Senator Lindsey Graham made a clear, loud promise on television this week: if China keeps buying Iranian and Russian oil, Washington should hit Beijing where it hurts — with tariffs. He told Sean Hannity he has legislation that would let President Trump slap tariffs on China for propping up Tehran and Moscow. That’s not faint moralizing. It’s a threat of real economic pain aimed at forcing a change in behavior.
Graham’s plan: tariffs as leverage
Graham said the U.S. must use economic leverage to punish China if it continues to buy most of Iran’s oil or keep propping up Putin with Russian oil and gas. The senator argues China could end wars or stop funding bad actors simply by turning off the cash flow. His bill, he says, would give President Trump authority to impose tariffs on China tied to those purchases. In plain terms: keep buying from rogue regimes, and the Americans will make your exports more expensive.
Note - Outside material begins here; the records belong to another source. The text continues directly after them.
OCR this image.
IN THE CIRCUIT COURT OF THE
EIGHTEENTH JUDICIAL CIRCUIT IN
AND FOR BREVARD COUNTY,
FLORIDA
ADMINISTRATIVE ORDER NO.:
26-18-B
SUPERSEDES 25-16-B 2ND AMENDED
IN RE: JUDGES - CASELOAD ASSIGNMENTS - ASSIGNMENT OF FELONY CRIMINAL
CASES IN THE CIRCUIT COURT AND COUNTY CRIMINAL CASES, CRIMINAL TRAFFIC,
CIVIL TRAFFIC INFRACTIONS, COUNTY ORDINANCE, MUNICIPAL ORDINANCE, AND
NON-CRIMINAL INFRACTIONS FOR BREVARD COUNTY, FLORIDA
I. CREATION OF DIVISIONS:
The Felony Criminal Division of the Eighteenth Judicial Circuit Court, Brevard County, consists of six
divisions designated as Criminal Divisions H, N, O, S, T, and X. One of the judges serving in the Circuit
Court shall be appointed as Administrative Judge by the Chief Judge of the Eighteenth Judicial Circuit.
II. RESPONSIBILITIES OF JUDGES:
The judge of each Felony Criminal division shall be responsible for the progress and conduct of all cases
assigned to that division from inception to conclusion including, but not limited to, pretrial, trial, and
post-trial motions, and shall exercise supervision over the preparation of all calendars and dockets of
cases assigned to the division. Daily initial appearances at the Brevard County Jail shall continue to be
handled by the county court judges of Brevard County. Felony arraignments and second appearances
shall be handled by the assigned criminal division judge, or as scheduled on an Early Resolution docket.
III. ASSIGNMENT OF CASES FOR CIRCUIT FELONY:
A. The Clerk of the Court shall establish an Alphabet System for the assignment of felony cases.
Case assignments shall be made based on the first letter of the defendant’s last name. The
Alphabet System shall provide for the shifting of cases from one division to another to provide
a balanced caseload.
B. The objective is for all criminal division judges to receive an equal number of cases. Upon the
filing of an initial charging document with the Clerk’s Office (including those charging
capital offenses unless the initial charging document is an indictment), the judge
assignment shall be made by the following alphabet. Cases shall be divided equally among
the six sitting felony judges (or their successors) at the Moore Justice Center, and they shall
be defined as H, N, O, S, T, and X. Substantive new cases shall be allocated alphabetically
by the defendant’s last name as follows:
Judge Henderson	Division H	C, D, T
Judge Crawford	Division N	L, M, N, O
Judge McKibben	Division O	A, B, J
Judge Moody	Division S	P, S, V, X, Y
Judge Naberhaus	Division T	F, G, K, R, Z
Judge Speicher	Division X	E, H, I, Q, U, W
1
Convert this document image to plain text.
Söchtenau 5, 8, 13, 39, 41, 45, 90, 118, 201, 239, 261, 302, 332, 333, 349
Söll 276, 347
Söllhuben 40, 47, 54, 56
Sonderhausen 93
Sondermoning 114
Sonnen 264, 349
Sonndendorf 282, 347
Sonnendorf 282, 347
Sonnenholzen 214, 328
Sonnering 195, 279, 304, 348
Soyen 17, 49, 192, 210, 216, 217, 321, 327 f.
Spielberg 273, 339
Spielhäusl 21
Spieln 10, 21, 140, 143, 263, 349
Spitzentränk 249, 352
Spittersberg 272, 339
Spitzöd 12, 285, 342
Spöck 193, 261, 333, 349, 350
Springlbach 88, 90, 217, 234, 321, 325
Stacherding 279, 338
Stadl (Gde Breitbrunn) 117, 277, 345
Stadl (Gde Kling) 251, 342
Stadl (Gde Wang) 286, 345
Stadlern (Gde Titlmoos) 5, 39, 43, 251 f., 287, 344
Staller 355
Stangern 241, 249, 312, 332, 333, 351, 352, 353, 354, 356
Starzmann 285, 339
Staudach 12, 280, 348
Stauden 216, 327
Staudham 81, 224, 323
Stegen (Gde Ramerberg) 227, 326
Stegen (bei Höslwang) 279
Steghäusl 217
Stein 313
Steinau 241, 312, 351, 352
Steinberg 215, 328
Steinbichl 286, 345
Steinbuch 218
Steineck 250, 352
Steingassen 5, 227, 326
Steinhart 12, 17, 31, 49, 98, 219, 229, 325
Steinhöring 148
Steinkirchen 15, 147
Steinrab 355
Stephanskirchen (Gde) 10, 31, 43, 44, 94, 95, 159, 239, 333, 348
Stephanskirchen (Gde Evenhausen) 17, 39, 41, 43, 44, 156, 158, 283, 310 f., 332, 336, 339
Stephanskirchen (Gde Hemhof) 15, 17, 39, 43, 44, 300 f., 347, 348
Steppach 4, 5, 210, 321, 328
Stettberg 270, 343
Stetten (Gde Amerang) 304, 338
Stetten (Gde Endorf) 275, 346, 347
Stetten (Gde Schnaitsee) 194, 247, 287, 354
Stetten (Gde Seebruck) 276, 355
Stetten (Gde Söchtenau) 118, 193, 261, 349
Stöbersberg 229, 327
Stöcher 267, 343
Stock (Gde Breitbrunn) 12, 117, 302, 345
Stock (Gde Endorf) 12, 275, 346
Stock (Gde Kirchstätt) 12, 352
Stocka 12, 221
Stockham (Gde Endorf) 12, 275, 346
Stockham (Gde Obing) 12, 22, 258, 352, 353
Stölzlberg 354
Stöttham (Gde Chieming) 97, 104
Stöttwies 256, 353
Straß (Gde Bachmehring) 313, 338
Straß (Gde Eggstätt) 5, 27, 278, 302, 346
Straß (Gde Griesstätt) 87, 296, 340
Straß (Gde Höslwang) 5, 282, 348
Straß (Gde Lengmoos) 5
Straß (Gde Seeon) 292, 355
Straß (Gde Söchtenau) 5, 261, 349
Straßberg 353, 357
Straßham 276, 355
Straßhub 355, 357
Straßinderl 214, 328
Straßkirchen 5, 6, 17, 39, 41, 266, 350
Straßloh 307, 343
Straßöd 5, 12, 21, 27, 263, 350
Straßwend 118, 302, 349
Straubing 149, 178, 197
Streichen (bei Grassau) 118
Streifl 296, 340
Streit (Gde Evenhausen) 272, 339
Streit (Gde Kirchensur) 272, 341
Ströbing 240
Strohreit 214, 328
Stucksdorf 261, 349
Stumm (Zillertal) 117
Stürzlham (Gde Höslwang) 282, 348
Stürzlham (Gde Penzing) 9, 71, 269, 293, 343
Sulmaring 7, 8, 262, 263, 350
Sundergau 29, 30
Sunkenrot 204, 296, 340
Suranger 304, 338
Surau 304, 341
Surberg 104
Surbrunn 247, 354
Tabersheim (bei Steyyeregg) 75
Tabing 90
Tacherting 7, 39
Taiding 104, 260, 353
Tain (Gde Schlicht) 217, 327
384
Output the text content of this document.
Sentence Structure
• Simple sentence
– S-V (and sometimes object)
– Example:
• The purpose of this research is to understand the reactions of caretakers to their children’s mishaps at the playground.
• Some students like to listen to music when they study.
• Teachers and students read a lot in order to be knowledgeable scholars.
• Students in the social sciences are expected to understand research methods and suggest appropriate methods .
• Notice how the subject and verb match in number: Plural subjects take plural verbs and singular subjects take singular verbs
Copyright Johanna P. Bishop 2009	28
Why tariffs could work — and why they matter
Tariffs hit what matters most to Beijing — the economy. If China faces higher costs on its trade because it bankrolls Iran or Russia, its leaders will feel pressure at home. Energy and trade are Beijing’s lifelines. Make those lifelines costly, and you change behavior. This isn’t about being mean for the sake of it. It’s about using leverage to protect U.S. national security and global stability. We have to remember: sanctions and tariffs are tools that actually force choices.
Yes, there are risks — but weakness costs more
Critics will howl about higher prices or a trade fight. That’s predictable. But failing to act leaves America weaker and lets adversaries keep selling oil to fund war and terror. If China thinks the U.S. won’t follow through, Xi will keep the status quo. If the U.S. shows resolve and makes tariffs real, Beijing will think twice. We should prefer smart pain now over endless dangers later.
Here’s the bottom line: talk is cheap; leverage isn’t. Senator Graham’s move forces a choice — either Beijing helps cut off money to Iran and Russia, or it pays a price. If our leaders want a safer world, they’ll back tools that make bad actors pay. And if China still refuses, don’t be surprised when Washington follows through and the global order finally gets the tough medicine it needs.